Celine Dion, SPS and the Criticality of NVIDIA and Intel’s Complementary Medical AI solutions

While it’s fun to talk about competitive conflict between vendors, it is better for us and the industry when vendors work together, even accidentally, to accomplish a common goal. Two weeks ago NVIDIA showcased its RSNA initiative that is focused on vastly improving AI performance and developer support. And last week, Intel announced its move to support federated data which is critical to the effort. The two efforts not only don’t conflict, their success is largely predicated on the effectiveness of the peer effort. In other words, NVIDIA’s effort won’t be successful without federated data, and without the power of a next generation AI, federated data alone won’t get you the result the market needs. 

Let’s chat about that this week. 

Celine Dion and SPS

Like many of you, I’d never heard of Stiff Person Syndrome (SPS) before this month. It is a poorly understood sickness that can reduce life expectancy significantly and causes a severe degradation of motor skills and it appears to have forced the early retirement of Celine Dion.  

Because of the infrequency of illnesses like SPS, they aren’t well researched, and, as a result, remedies are limited and tend to focus on mitigating the symptoms of the disease with limited effectiveness and no real path to a cure. The disease is progressive, and it can make those suffering with it afraid to even leave their home let alone drive or work. In effect, it quickly reduces the quality of life before killing them. 

Curing Illnesses Like SPS

It is diseases like this where AI could have the greatest impact. AI can, autonomously, look for and identify potential remedies as we found during the initial Covid 19 crisis, impressively quickly. But as advanced as AIs are becoming, particularly Deep Learning AIs, they are dependent on massive amounts of data, much of which is proprietary, protected, and inaccessible. 

Federated data, from which all of the personal information is stripped, has proven to be an effective way to get access to the critical amounts of data that exist in the market. You need both a powerful AI focused on the problem and federated data so the AI can be properly trained in order to find the answer.  

NVIDIA at RSNA

NVIDIA’s presentation at RSNA was a comprehensive pitch for AI-powered imaging systems which would enable interpretation at scale and diagnosis of related diseases could be more accurate. But they can also show differences between patients and identify those that are either resistant to a problem or initially inexplicably getting better.  

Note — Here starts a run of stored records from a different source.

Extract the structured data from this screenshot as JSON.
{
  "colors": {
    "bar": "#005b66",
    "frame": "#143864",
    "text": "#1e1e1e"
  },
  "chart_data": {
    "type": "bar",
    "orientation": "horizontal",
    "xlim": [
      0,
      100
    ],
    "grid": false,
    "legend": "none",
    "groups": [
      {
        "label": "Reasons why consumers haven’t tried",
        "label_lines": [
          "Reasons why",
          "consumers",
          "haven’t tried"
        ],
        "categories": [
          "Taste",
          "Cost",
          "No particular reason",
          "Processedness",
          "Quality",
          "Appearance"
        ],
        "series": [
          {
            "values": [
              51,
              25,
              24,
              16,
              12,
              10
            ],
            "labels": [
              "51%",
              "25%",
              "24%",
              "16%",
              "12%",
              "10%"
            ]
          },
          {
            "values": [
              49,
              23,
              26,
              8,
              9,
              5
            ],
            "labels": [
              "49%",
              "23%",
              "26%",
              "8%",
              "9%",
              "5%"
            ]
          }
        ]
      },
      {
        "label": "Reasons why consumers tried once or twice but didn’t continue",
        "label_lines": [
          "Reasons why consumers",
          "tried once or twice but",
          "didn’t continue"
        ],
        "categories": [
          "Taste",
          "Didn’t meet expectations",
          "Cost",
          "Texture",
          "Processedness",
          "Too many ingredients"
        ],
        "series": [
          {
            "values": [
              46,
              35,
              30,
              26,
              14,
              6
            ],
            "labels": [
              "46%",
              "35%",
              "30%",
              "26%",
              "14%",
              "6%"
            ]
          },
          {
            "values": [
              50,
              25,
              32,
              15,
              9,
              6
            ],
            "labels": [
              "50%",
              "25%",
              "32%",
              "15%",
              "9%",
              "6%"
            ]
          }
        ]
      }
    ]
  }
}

This can not only more quickly diagnose rare illnesses like SPS and provide a path to faster mitigation that can slow or stop the illness at an early stage before much permanent damage is done, but also identify better medications to mitigate or even cure the disease depending on what is found over time.  

Partnering with a variety of medical imaging and healthcare partners, this is an aggressive effort to provide a focused, advanced AI solution that would significantly improve the accuracy and timeliness of the diagnosis and any potential remedies.  

Intel and Federated Data

Intel Labs and the Perelman School of Medicine at the University of Pennsylvania announced they had completed a massive Federated Learning effort that allowed them to make significant progress on malignant brain tumors. This initiative was pulled from 71 institutions over six continents and improved brain tumor detection by 33%.  

Getting around both the privacy laws and organizational protections for this data wasn’t trivial and wouldn’t have even been possible with federated data. The result was an impressive showcase for the approach’s significant benefits and progress. While this initial study highlighted the early detection benefits, this same data can now be used to help determine the best known and potential methods for mitigating or solving the underlying problems by helping better understand the causes and identifying instances where patients surprisingly improved, situations that could point to an eventual cure.  

Wrapping Up:

AI is becoming an increasingly important part of our lives, and Deep Learning AIs have the greatest potential. But Deep Learning AIs require massive amounts of data which is often protected by government restrictions and the proprietary nature of the companies that own it. The greatest individual benefit from this technology is in medicine where it can be applied to unusual illnesses like SPS. 

Addressing this opportunity, Intel and NVIDIA’s recent medical announcements dovetailed nicely with each other and, when the related technology and approach is used together, results should be nothing short of revolutionary. Efforts like this, regardless of where they appear, promise to improve our lives and particularly our health and safety, showcasing the extreme benefits of collaboration and cooperation between vendors for critical industries like health care.  

Competition may be fun to watch, but when vendor efforts potentially layer like this one between NVIDIA and Intel, you can get an even better significant increase in progress.